Of course there's stuff like analytics and billing. Currently looking at billing options (of course facebook is doing a payment system soon, so most of the other ones are likely going to be redundant, but man its going to be good for microtransactions I think).
I agree about having as much control as pos, but couldn't you start with a solution like playerio.com and then work your way up to a custom / self-hosted solution without too much hassle?
If you do that you'll essentially have to make your game twice (or at least a large chunk of it), why waste your time? Use something like SmartFox or ElectroServer and host it yourself, you'll save money and won't be tied down.
i was playing social city ( http://apps.facebook.com/socialcity/ ) the other day and thinking something like that would be good as a side game for starpeace. Get some attention for the real game and make money from the mini game. So off i went to look at the potential of developing something like that in flash. First i got flashdevelop installed and PBE.
First thing i realised is that i seem to be spoiled by using delphi and dreamweaver 2004. It seems to be all code and no visual developing, especially like delphi with it's forms.
Ok, no worries, just have to do things the hard way and specify locations and stuff, lets get on with some of the tutorials and see what AS3 is like. Now remember why a few years ago when i first looked at flash why i ran miles away. It's a horrible language, not as bad as assembly, but i'm used to the nice flowing pascal of delphi or php.
At this point i was welcomming the pinging of social city every 5 or so minutes to tell me there's something to do but i though the biggest thing will be the iso map, so lets see if there is anything out there to put one in without much hassle which led me to as3isolib which is apparently used by quite a few flash apps. Downloaded and looked at some of the docs, spent ages just looking at it trying to work out how to get the iso map up (thats just looking, not coding) and of course getting distracted every 5 mins.
Which leaves me to today where i have been messing about and looking at the flashdevelop tab on the taskbar every so often and dreading of actually trying to learn to code something in AS3 and wondering if i could just hand off all the assets to starpeace and getting somone else to code it for a percentage.

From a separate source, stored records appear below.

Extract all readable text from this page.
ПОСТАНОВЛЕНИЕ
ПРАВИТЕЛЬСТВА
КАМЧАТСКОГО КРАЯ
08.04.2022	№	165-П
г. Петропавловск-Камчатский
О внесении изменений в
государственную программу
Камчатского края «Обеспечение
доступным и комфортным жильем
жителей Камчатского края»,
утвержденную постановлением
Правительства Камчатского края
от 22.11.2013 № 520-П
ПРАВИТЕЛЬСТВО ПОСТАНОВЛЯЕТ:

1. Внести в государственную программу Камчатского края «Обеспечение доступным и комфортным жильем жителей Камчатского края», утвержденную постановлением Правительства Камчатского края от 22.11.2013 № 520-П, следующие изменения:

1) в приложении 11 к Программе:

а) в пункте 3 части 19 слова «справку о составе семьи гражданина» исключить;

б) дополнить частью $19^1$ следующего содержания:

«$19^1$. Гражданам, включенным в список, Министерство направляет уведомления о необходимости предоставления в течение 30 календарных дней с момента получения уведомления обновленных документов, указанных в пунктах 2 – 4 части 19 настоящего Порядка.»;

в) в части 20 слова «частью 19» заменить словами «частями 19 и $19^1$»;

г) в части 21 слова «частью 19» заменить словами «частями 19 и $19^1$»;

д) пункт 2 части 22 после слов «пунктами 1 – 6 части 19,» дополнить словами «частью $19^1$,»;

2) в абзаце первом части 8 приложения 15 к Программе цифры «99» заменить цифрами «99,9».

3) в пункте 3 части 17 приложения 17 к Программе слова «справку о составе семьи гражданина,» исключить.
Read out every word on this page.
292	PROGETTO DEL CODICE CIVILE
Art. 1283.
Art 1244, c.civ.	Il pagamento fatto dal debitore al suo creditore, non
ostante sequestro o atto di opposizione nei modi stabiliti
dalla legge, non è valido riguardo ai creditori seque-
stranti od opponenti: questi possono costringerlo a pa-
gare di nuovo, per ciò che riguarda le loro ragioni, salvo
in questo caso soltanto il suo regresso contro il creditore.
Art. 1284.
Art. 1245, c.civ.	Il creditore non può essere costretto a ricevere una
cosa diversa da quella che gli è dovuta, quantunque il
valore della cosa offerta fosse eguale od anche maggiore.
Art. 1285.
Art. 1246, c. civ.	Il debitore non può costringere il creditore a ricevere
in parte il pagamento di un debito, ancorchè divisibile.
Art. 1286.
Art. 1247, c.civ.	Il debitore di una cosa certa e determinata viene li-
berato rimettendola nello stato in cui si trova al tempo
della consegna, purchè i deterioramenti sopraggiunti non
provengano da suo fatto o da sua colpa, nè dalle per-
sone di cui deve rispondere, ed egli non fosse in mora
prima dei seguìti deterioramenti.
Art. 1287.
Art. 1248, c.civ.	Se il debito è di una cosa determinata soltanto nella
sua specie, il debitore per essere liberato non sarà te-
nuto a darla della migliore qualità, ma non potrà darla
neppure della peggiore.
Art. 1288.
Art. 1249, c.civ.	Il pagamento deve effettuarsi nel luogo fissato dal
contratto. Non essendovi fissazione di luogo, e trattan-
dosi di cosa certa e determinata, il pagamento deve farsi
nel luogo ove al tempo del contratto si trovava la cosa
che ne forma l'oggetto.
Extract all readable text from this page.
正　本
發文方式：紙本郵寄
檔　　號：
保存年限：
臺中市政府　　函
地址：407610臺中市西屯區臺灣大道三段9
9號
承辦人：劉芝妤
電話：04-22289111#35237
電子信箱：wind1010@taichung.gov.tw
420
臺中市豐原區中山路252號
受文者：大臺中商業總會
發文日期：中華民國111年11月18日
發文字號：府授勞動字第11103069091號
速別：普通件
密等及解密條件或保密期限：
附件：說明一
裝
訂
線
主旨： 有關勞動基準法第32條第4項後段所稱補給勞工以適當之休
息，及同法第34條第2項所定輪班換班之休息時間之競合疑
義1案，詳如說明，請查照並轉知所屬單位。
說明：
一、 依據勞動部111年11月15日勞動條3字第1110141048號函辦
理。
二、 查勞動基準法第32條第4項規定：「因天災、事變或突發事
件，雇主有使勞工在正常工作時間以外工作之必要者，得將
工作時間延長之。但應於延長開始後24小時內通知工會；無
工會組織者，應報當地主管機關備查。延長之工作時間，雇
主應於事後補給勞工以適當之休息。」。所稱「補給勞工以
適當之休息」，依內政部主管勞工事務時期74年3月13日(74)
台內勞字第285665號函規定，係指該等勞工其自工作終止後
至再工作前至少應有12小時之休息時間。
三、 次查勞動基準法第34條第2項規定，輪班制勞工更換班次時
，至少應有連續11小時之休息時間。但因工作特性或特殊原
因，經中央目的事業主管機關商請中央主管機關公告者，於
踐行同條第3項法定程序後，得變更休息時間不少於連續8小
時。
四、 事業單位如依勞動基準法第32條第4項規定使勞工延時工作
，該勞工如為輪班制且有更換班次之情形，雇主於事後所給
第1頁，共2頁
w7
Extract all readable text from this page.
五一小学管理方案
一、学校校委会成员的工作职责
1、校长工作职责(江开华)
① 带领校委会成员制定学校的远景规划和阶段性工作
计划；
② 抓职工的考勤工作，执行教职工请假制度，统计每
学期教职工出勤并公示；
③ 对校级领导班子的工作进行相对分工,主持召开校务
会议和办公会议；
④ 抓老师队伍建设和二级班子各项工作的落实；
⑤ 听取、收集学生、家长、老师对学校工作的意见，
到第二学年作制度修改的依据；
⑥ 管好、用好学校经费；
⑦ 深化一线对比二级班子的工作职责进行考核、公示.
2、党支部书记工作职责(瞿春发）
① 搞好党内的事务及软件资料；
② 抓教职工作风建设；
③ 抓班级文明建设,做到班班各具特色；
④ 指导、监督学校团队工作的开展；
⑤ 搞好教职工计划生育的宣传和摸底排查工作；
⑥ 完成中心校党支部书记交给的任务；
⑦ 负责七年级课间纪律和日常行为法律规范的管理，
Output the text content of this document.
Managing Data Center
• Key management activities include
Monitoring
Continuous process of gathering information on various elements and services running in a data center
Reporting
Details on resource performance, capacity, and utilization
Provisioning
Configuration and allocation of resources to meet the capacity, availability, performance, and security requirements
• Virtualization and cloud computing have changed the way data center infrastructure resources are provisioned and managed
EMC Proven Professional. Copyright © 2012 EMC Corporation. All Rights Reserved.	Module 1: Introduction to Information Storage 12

Do companies like microsoft and adobe intentionally make there coding languages nasty so other companies need more developers and thus buy more copies of there software?
I really dont mind as3 to be honest. Its as useful as I need a language to be.
You might want to try the trial version of flex builder (now called flash builder 4). It has all the visual development stuff youre probably more used to. Still have to do some stuff to make it all work of course, but likely a bit nicer than flashdevelop (not sure on that btw, never used flashdevelop).
It certainly makes visual interface development a lot easier. Not brilliant, but certainly nicer. Plus you can build AIR apps with it.
You can do AIR apps with FlashDevelop as well. I'd recommend it over Adobe's terrible Flash IDE anyday, and that's without even considering the fact that FD is absolutely free.
On topic: ActionScript for Multiplayer Games and Virtual Worlds is a pretty good book for anyone looking to do this sort of thing in AS3. It includes a section on tile-based isometric views, with source code.
FlashDevelop is fine if you don't want a design tool.
Have to admit I haven't tried FlashBuilder yet although it's on my list of purchases so will have to compare and contrast.
Over all i'm liking it, though thats with only a few hours of playing with it. I might even save up and buy a copy after the 60 days are up.
You could pretend to be a "unemployed developer" there is a version of flash builder "standard" that is free for unemployed developers, whatever that is.